Rogério G.V. Pereira disse...

Lá, tal como cá:

Diz Corbyn:

«A diferença entre os mais ricos e os outros aumentou. Todos tomam consciência que o sistema político econômico não é equitativo, não é justo e actua contra a maioria. Isso abriu uma brecha para uma acção política mais radical e utópica, que insiste que não deveria ser assim e que outro mundo é possível. Mas também incentivou o cinismo entre muitas pessoas que sabem que as coisas para elas não acontecem, mas não acreditam que possam mudar. Foi o que vi com mais clareza nas antigas áreas industriais da Inglaterra e do País de Gales, onde a destruição deliberada de empregos e comunidades teve um alto preço. Não é de surpreender que essas áreas tenham oferecido a reacção mais forte no referendo de 2016 e, infelizmente para os trabalhistas, nas eleições gerais de quinta-feira.
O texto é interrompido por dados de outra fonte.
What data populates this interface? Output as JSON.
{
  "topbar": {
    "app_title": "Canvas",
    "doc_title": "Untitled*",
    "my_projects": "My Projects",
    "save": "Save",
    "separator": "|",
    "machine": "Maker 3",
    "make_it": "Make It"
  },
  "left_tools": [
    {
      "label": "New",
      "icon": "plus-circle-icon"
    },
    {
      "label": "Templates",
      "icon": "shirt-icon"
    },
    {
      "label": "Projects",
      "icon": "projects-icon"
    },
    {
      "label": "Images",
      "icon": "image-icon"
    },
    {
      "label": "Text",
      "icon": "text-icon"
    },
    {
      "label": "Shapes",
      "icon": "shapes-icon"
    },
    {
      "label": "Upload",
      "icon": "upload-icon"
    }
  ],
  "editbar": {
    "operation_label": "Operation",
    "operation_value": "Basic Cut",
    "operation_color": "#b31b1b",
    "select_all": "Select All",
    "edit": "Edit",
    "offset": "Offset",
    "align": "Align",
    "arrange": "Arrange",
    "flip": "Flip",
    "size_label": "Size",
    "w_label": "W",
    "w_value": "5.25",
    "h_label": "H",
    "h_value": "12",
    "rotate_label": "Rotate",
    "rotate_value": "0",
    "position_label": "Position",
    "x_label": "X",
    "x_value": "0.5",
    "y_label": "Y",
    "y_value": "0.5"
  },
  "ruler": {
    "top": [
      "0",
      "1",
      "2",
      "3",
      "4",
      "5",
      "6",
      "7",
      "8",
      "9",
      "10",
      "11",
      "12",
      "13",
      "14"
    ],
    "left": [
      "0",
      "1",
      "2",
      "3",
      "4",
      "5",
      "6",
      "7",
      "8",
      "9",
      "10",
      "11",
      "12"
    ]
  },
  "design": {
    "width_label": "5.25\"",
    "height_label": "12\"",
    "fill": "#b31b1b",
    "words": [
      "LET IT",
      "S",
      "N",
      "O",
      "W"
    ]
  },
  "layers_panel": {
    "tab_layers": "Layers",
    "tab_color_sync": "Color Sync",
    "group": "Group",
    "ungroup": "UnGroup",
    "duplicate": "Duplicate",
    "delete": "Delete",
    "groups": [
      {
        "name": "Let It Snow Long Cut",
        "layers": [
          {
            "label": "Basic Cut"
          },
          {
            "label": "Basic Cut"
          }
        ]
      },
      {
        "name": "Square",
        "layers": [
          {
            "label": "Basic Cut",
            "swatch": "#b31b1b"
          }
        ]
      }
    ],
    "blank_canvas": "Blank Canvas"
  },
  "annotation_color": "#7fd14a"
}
Nas cidades onde as siderúrgicas fecharam, a política como um todo não oferece confiança, »

Escrevi eu

«nas análises que nos últimos tempos têm vindo a público, registo uma lacuna numa perspectiva que julgo ser uma questão central em qualquer análise e que passa pela avaliação das alterações profundas na estrutura produtiva do País, com a queda da produção industrial e com o consequente repercussão na base de apoio do PCP, em particular na redução da classe trabalhadora e, mais significativamente, no seu peso no emprego total. Ficam os números, bem expressivos:

Número de trabalhadores na Indústria Transformadora (dados PORDATA):

em 1990, 1.016.606, peso no total de postos de trabalho, 42%
em 2017, 711.684, peso no total de postos de trabalho, 18%»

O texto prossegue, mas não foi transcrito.